Wednesday, December 06, 2006

A dark place

Maybe it's the painkillers. Maybe it's the alcohol (an incredibly irresponsible combination I know). Maybe it's the fact that it's 2:30am and neither of the aforementioned seem to be doing the slightest to quell this throbbing, aching, agonising pain coming from my front right tooth.

This is by far my darkest moment in Japan thus far. I spent well over $2,000 on dentists before leaving Australia (removing wisdom teeth and other such maintenance) SPECIFICALLY to avoid situations like the one in which I am now festering.

"Everything looks good" they told me.

"Come and see us when you get back" they said, laying the foundations for my false hopes; that all would be merry in my mouthful of money pits.

Now, it wouldn't be so bad were it not for the fact that Japan is devoid of painkillers that do ANYTHING at all related to "killing pain". Not even when I went to the hospital with a busted ankle, gritting my teeth as my friends helped me limp in the door, did they give me anything strong enough to be even detectable let alone useful. There are products for sale with little pictures of stylised men clutching their heads and throats which I'm beginning to believe are more intended to indicate your behaviour post-consumption rather than pre.

"You've gotta take about 8 of them at once." one expat here told me. Thanks for the advice, dear, and while I may be stupid and reckless enough to mix my painkillers with whiskey, I won't go shoving half a packful of something down my throat when I can't read a single word on the packaging.
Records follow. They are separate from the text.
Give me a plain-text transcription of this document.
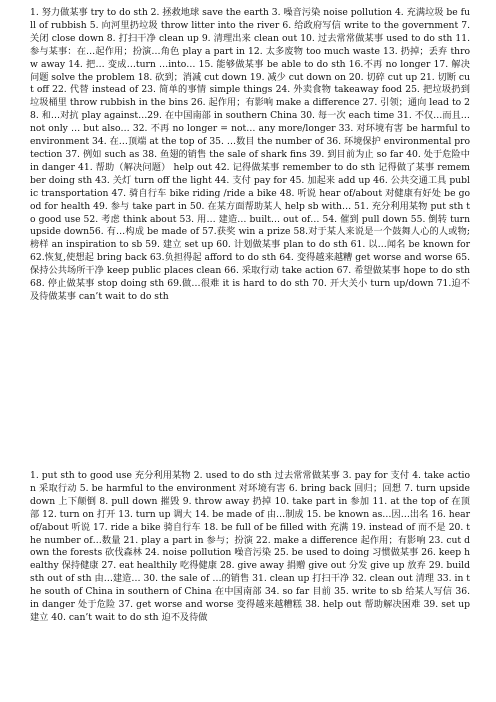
1. 努力做某事 try to do sth 2. 拯救地球 save the earth 3. 噪音污染 noise pollution 4. 充满垃圾 be full of rubbish 5. 向河里扔垃圾 throw litter into the river 6. 给政府写信 write to the government 7. 关闭 close down 8. 打扫干净 clean up 9. 清理出来 clean out 10. 过去常常做某事 used to do sth 11. 参与某事：在…起作用；扮演…角色 play a part in 12. 太多废物 too much waste 13. 扔掉；丢弃 throw away 14. 把… 变成…turn …into… 15. 能够做某事 be able to do sth 16.不再 no longer 17. 解决问题 solve the problem 18. 砍到；消减 cut down 19. 减少 cut down on 20. 切碎 cut up 21. 切断 cut off 22. 代替 instead of 23. 简单的事情 simple things 24. 外卖食物 takeaway food 25. 把垃圾扔到垃圾桶里 throw rubbish in the bins 26. 起作用；有影响 make a difference 27. 引领；通向 lead to 28. 和…对抗 play against…29. 在中国南部 in southern China 30. 每一次 each time 31. 不仅…而且…not only … but also… 32. 不再 no longer = not… any more/longer 33. 对环境有害 be harmful to environment 34. 在…顶端 at the top of 35. …数目 the number of 36. 环境保护 environmental protection 37. 例如 such as 38. 鱼翅的销售 the sale of shark fins 39. 到目前为止 so far 40. 处于危险中 in danger 41. 帮助（解决问题） help out 42. 记得做某事 remember to do sth 记得做了某事 remember doing sth 43. 关灯 turn off the light 44. 支付 pay for 45. 加起来 add up 46. 公共交通工具 public transportation 47. 骑自行车 bike riding /ride a bike 48. 听说 hear of/about 对健康有好处 be good for health 49. 参与 take part in 50. 在某方面帮助某人 help sb with… 51. 充分利用某物 put sth to good use 52. 考虑 think about 53. 用… 建造… built… out of… 54. 催到 pull down 55. 倒转 turn upside down56. 有…构成 be made of 57.获奖 win a prize 58.对于某人来说是一个鼓舞人心的人或物;榜样 an inspiration to sb 59. 建立 set up 60. 计划做某事 plan to do sth 61. 以…闻名 be known for 62.恢复,使想起 bring back 63.负担得起 afford to do sth 64. 变得越来越糟 get worse and worse 65. 保持公共场所干净 keep public places clean 66. 采取行动 take action 67. 希望做某事 hope to do sth 68. 停止做某事 stop doing sth 69.做…很难 it is hard to do sth 70. 开大关小 turn up/down 71.迫不及待做某事 can’t wait to do sth

1. put sth to good use 充分利用某物 2. used to do sth 过去常常做某事 3. pay for 支付 4. take action 采取行动 5. be harmful to the environment 对环境有害 6. bring back 回归；回想 7. turn upside down 上下颠倒 8. pull down 摧毁 9. throw away 扔掉 10. take part in 参加 11. at the top of 在顶部 12. turn on 打开 13. turn up 调大 14. be made of 由…制成 15. be known as…因…出名 16. hear of/about 听说 17. ride a bike 骑自行车 18. be full of be filled with 充满 19. instead of 而不是 20. the number of…数量 21. play a part in 参与；扮演 22. make a difference 起作用；有影响 23. cut down the forests 砍伐森林 24. noise pollution 噪音污染 25. be used to doing 习惯做某事 26. keep healthy 保持健康 27. eat healthily 吃得健康 28. give away 捐赠 give out 分发 give up 放弃 29. build sth out of sth 由…建造… 30. the sale of …的销售 31. clean up 打扫干净 32. clean out 清理 33. in the south of China in southern of China 在中国南部 34. so far 目前 35. write to sb 给某人写信 36. in danger 处于危险 37. get worse and worse 变得越来越糟糕 38. help out 帮助解决困难 39. set up 建立 40. can’t wait to do sth 迫不及待做
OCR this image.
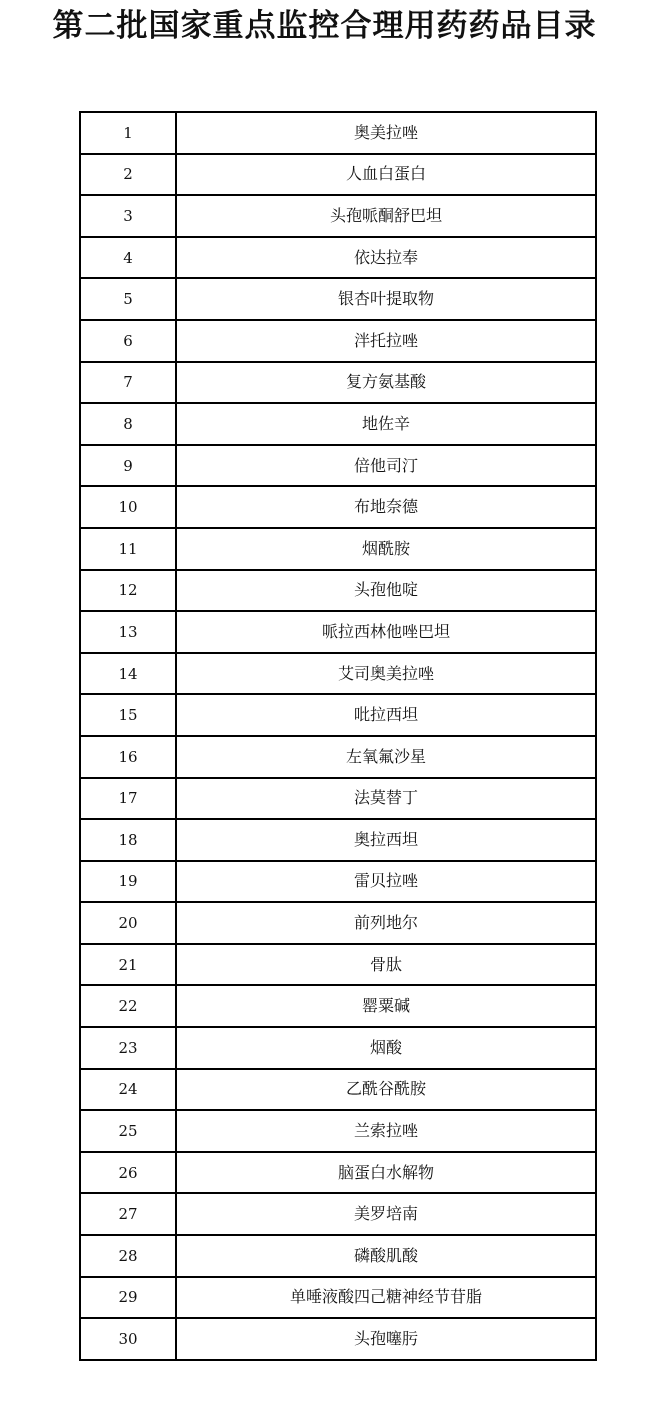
第二批国家重点监控合理用药药品目录
1	奥美拉唑
2	人血白蛋白
3	头孢哌酮舒巴坦
4	依达拉奉
5	银杏叶提取物
6	泮托拉唑
7	复方氨基酸
8	地佐辛
9	倍他司汀
10	布地奈德
11	烟酰胺
12	头孢他啶
13	哌拉西林他唑巴坦
14	艾司奥美拉唑
15	吡拉西坦
16	左氧氟沙星
17	法莫替丁
18	奥拉西坦
19	雷贝拉唑
20	前列地尔
21	骨肽
22	罂粟碱
23	烟酸
24	乙酰谷酰胺
25	兰索拉唑
26	脑蛋白水解物
27	美罗培南
28	磷酸肌酸
29	单唾液酸四己糖神经节苷脂
30	头孢噻肟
I really don't understand it. Maybe it's because Japanese have a lower average body mass and just like they get drunk quicker, the analgesics have more effect at lower dosage. Maybe it's a cultural thing, pain builds character. "The will of the samurai" or something like that. Whatever it is, right now I would sell a kidney for a crate of codeine and ibuprofen. Stupid cliche I know, but you really don't know what you've got till it's gone. Deprive people of their usual analgesics and I bet you'd have riots and/or a booming heroin trade before morning.

So tomorrow (well later today) I have to go and find a Japanese dentist. If you'd seen the average person's teeth here you would have to doubt their existence but luckily the Hiroshima city website insists they do. From what I can understand of my private health insurance arrangements I have to pay 100% of the private health system costs up front and then wait months and months for reimbursement. Oh rapturous joy. Still, being broke sounds like a piece of cake compared to this agony I'm in now.

I realise this entry is probably quite embarrassing, both for its puerile tone of self-pity and its utter lack of points of interest for anyone reading it. Well, consider this me jumping the shark. Or maybe I'll come back and delete it once I've returned to sanity's shores.